When his cousin, Don Bueso, marched from France with an army, Bernardo defeated him in a duel and then defeated his army. He then demanded the freedom of his father, but was refused. A year later, he fought for the queen in a tournament, but his request for his father's freedom was again refused. He then decided to go on a rampage, seizing land and generally terrorizing the kingdom for two years. He built up a large retinue and constructed a castle he called El Carpio near Salamanca as his headquarters. When Alfonso III marched on El Carpio, Bernardo demanded his father's release. This was granted, but his father had died three days before. Bernardo thus lost the castle for nothing.

Bernardo returned to France for a time before Charlemagne sent him back with soldiers and horses to fight the Moors. He liberated Berbegal, Barbastro and Sobrarbe before settling down to marry Doña Galinda, daughter of Count Alardos de Latre. He repopulated the Canal de Jaca.

== Origins ==
Although presented in the chronicles as history, the story of Bernardo is fictitious, being full of anachronisms and chronologically impossible. He would have been 82 years old when he defeated Don Bueso and his father must have been 110 at his death. The Primera Crónica frequently expresses doubt about the story. The historical figure who is most likely the origin of the legend is Bernard of Septimania.
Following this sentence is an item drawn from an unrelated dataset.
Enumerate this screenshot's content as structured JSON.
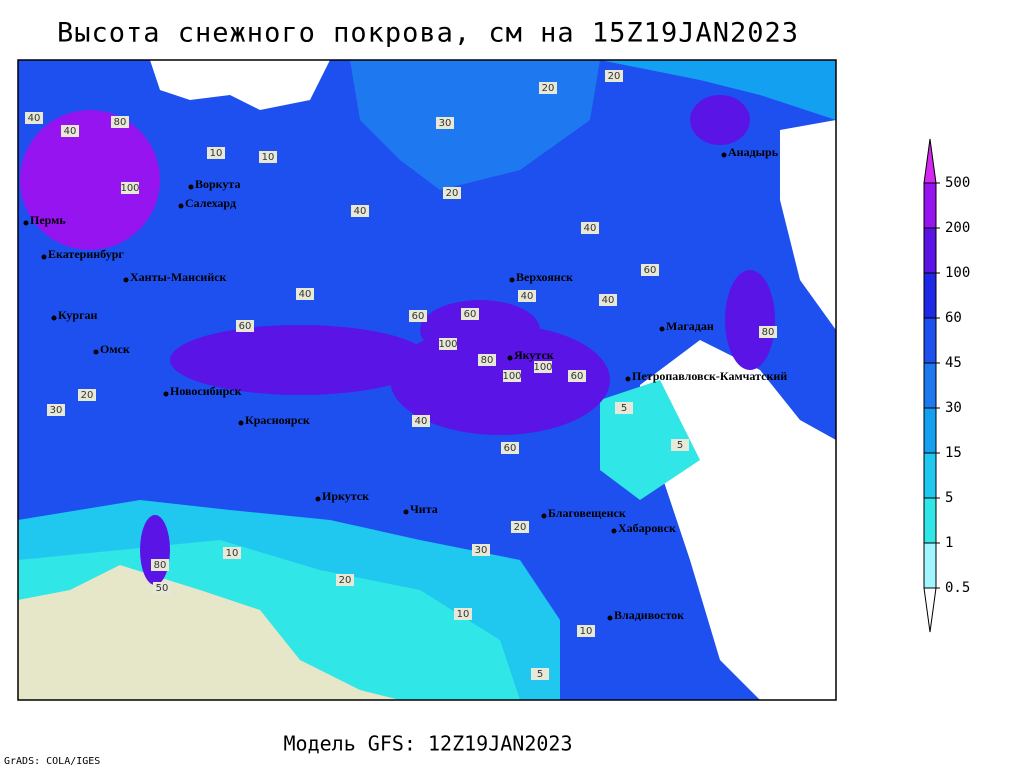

==Literary works about Bernardo del Carpio==
The original legend of Bernardo del Carpio was sung by the jongleurs (minstrels, professional reciters, entertainers) of the Kingdom of León. Later, the Castilian poet Pero Ferrús (fl. 1380) mentions Bernardo del Carpio in one of his cantigas, which combines the theme of the good life in Castile with a series of loores, or lyric paeans, to a series of Greek, Roman, Biblical, chivalric, and Arab heroes.

In 1624 Bernardo de Balbuena published El Bernardo, an epic poem recounting Bernardo's exploits.
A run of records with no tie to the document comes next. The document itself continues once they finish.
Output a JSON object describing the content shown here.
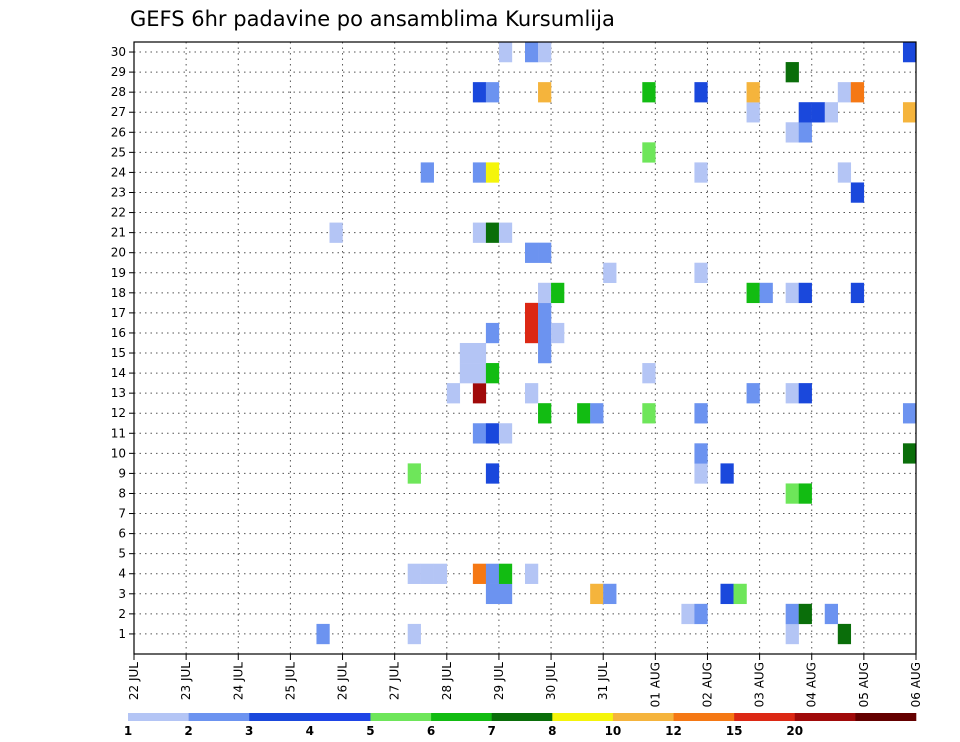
{
  "chart_data": {
    "type": "heatmap",
    "title": "GEFS 6hr padavine po ansamblima Kursumlija",
    "xlabel": "",
    "ylabel": "",
    "x_tick_labels": [
      "22 JUL",
      "23 JUL",
      "24 JUL",
      "25 JUL",
      "26 JUL",
      "27 JUL",
      "28 JUL",
      "29 JUL",
      "30 JUL",
      "31 JUL",
      "01 AUG",
      "02 AUG",
      "03 AUG",
      "04 AUG",
      "05 AUG",
      "06 AUG"
    ],
    "y_tick_labels": [
      "1",
      "2",
      "3",
      "4",
      "5",
      "6",
      "7",
      "8",
      "9",
      "10",
      "11",
      "12",
      "13",
      "14",
      "15",
      "16",
      "17",
      "18",
      "19",
      "20",
      "21",
      "22",
      "23",
      "24",
      "25",
      "26",
      "27",
      "28",
      "29",
      "30"
    ],
    "xlim": [
      0,
      60
    ],
    "ylim": [
      0,
      30
    ],
    "grid": true,
    "legend_placement": "bottom",
    "x_unit": "6-hour steps from 22 JUL 00Z",
    "colorbar": {
      "labels": [
        "1",
        "2",
        "3",
        "4",
        "5",
        "6",
        "7",
        "8",
        "10",
        "12",
        "15",
        "20"
      ],
      "colors": [
        "#b4c5f5",
        "#6c93f0",
        "#1a48dc",
        "#1e44e6",
        "#6ee65a",
        "#12bc12",
        "#0a6e0a",
        "#f5f50a",
        "#f5b43c",
        "#f57814",
        "#dc2814",
        "#a00a0a",
        "#640000"
      ]
    },
    "cells": [
      {
        "t": 14.5,
        "m": 0,
        "v": 2
      },
      {
        "t": 21.5,
        "m": 0,
        "v": 1
      },
      {
        "t": 50.5,
        "m": 0,
        "v": 1
      },
      {
        "t": 54.5,
        "m": 0,
        "v": 7
      },
      {
        "t": 42.5,
        "m": 1,
        "v": 1
      },
      {
        "t": 43.5,
        "m": 1,
        "v": 2
      },
      {
        "t": 50.5,
        "m": 1,
        "v": 2
      },
      {
        "t": 51.5,
        "m": 1,
        "v": 7
      },
      {
        "t": 53.5,
        "m": 1,
        "v": 2
      },
      {
        "t": 27.5,
        "m": 2,
        "v": 2
      },
      {
        "t": 28.5,
        "m": 2,
        "v": 2
      },
      {
        "t": 35.5,
        "m": 2,
        "v": 10
      },
      {
        "t": 36.5,
        "m": 2,
        "v": 2
      },
      {
        "t": 45.5,
        "m": 2,
        "v": 3
      },
      {
        "t": 46.5,
        "m": 2,
        "v": 5
      },
      {
        "t": 21.5,
        "m": 3,
        "v": 1
      },
      {
        "t": 22.5,
        "m": 3,
        "v": 1
      },
      {
        "t": 23.5,
        "m": 3,
        "v": 1
      },
      {
        "t": 26.5,
        "m": 3,
        "v": 12
      },
      {
        "t": 27.5,
        "m": 3,
        "v": 2
      },
      {
        "t": 28.5,
        "m": 3,
        "v": 6
      },
      {
        "t": 30.5,
        "m": 3,
        "v": 1
      },
      {
        "t": 50.5,
        "m": 7,
        "v": 5
      },
      {
        "t": 51.5,
        "m": 7,
        "v": 6
      },
      {
        "t": 21.5,
        "m": 8,
        "v": 5
      },
      {
        "t": 27.5,
        "m": 8,
        "v": 3
      },
      {
        "t": 43.5,
        "m": 8,
        "v": 1
      },
      {
        "t": 45.5,
        "m": 8,
        "v": 3
      },
      {
        "t": 43.5,
        "m": 9,
        "v": 2
      },
      {
        "t": 59.5,
        "m": 9,
        "v": 7
      },
      {
        "t": 26.5,
        "m": 10,
        "v": 2
      },
      {
        "t": 27.5,
        "m": 10,
        "v": 3
      },
      {
        "t": 28.5,
        "m": 10,
        "v": 1
      },
      {
        "t": 31.5,
        "m": 11,
        "v": 6
      },
      {
        "t": 34.5,
        "m": 11,
        "v": 6
      },
      {
        "t": 35.5,
        "m": 11,
        "v": 2
      },
      {
        "t": 39.5,
        "m": 11,
        "v": 5
      },
      {
        "t": 43.5,
        "m": 11,
        "v": 2
      },
      {
        "t": 59.5,
        "m": 11,
        "v": 2
      },
      {
        "t": 24.5,
        "m": 12,
        "v": 1
      },
      {
        "t": 26.5,
        "m": 12,
        "v": 20
      },
      {
        "t": 30.5,
        "m": 12,
        "v": 1
      },
      {
        "t": 47.5,
        "m": 12,
        "v": 2
      },
      {
        "t": 50.5,
        "m": 12,
        "v": 1
      },
      {
        "t": 51.5,
        "m": 12,
        "v": 3
      },
      {
        "t": 25.5,
        "m": 13,
        "v": 1
      },
      {
        "t": 26.5,
        "m": 13,
        "v": 1
      },
      {
        "t": 27.5,
        "m": 13,
        "v": 6
      },
      {
        "t": 39.5,
        "m": 13,
        "v": 1
      },
      {
        "t": 25.5,
        "m": 14,
        "v": 1
      },
      {
        "t": 26.5,
        "m": 14,
        "v": 1
      },
      {
        "t": 31.5,
        "m": 14,
        "v": 2
      },
      {
        "t": 27.5,
        "m": 15,
        "v": 2
      },
      {
        "t": 30.5,
        "m": 15,
        "v": 15
      },
      {
        "t": 31.5,
        "m": 15,
        "v": 2
      },
      {
        "t": 32.5,
        "m": 15,
        "v": 1
      },
      {
        "t": 30.5,
        "m": 16,
        "v": 15
      },
      {
        "t": 31.5,
        "m": 16,
        "v": 2
      },
      {
        "t": 31.5,
        "m": 17,
        "v": 1
      },
      {
        "t": 32.5,
        "m": 17,
        "v": 6
      },
      {
        "t": 47.5,
        "m": 17,
        "v": 6
      },
      {
        "t": 48.5,
        "m": 17,
        "v": 2
      },
      {
        "t": 50.5,
        "m": 17,
        "v": 1
      },
      {
        "t": 51.5,
        "m": 17,
        "v": 3
      },
      {
        "t": 55.5,
        "m": 17,
        "v": 3
      },
      {
        "t": 36.5,
        "m": 18,
        "v": 1
      },
      {
        "t": 43.5,
        "m": 18,
        "v": 1
      },
      {
        "t": 30.5,
        "m": 19,
        "v": 2
      },
      {
        "t": 31.5,
        "m": 19,
        "v": 2
      },
      {
        "t": 15.5,
        "m": 20,
        "v": 1
      },
      {
        "t": 26.5,
        "m": 20,
        "v": 1
      },
      {
        "t": 27.5,
        "m": 20,
        "v": 7
      },
      {
        "t": 28.5,
        "m": 20,
        "v": 1
      },
      {
        "t": 55.5,
        "m": 22,
        "v": 3
      },
      {
        "t": 22.5,
        "m": 23,
        "v": 2
      },
      {
        "t": 26.5,
        "m": 23,
        "v": 2
      },
      {
        "t": 27.5,
        "m": 23,
        "v": 8
      },
      {
        "t": 43.5,
        "m": 23,
        "v": 1
      },
      {
        "t": 54.5,
        "m": 23,
        "v": 1
      },
      {
        "t": 39.5,
        "m": 24,
        "v": 5
      },
      {
        "t": 50.5,
        "m": 25,
        "v": 1
      },
      {
        "t": 51.5,
        "m": 25,
        "v": 2
      },
      {
        "t": 47.5,
        "m": 26,
        "v": 1
      },
      {
        "t": 51.5,
        "m": 26,
        "v": 3
      },
      {
        "t": 52.5,
        "m": 26,
        "v": 3
      },
      {
        "t": 53.5,
        "m": 26,
        "v": 1
      },
      {
        "t": 59.5,
        "m": 26,
        "v": 10
      },
      {
        "t": 26.5,
        "m": 27,
        "v": 3
      },
      {
        "t": 27.5,
        "m": 27,
        "v": 2
      },
      {
        "t": 31.5,
        "m": 27,
        "v": 10
      },
      {
        "t": 39.5,
        "m": 27,
        "v": 6
      },
      {
        "t": 43.5,
        "m": 27,
        "v": 3
      },
      {
        "t": 47.5,
        "m": 27,
        "v": 10
      },
      {
        "t": 54.5,
        "m": 27,
        "v": 1
      },
      {
        "t": 55.5,
        "m": 27,
        "v": 12
      },
      {
        "t": 50.5,
        "m": 28,
        "v": 7
      },
      {
        "t": 28.5,
        "m": 29,
        "v": 1
      },
      {
        "t": 30.5,
        "m": 29,
        "v": 2
      },
      {
        "t": 31.5,
        "m": 29,
        "v": 1
      },
      {
        "t": 59.5,
        "m": 29,
        "v": 3
      }
    ]
  }
}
In the opening of Don Quixote, Miguel de Cervantes has the protagonist especially admiring Bernardo because he crushed Roland with his arms alone, although the context is clear that Quixote is placing too much credence in the fantastic stories of romance.

Cervantes referred to one of his works as "the Bernardo". This uncompleted work is lost, as are almost all of Cervantes's manuscripts. Daniel Eisenberg has proposed that in Cervantes's Spain a book about a " Bernardo" must have been about Bernardo del Carpio. In contrast with Roland/Orlando, Bernardo was a Spanish hero, a national hero, and Cervantes was much in favor of celebrating Spanish heroes, or celebrating them more.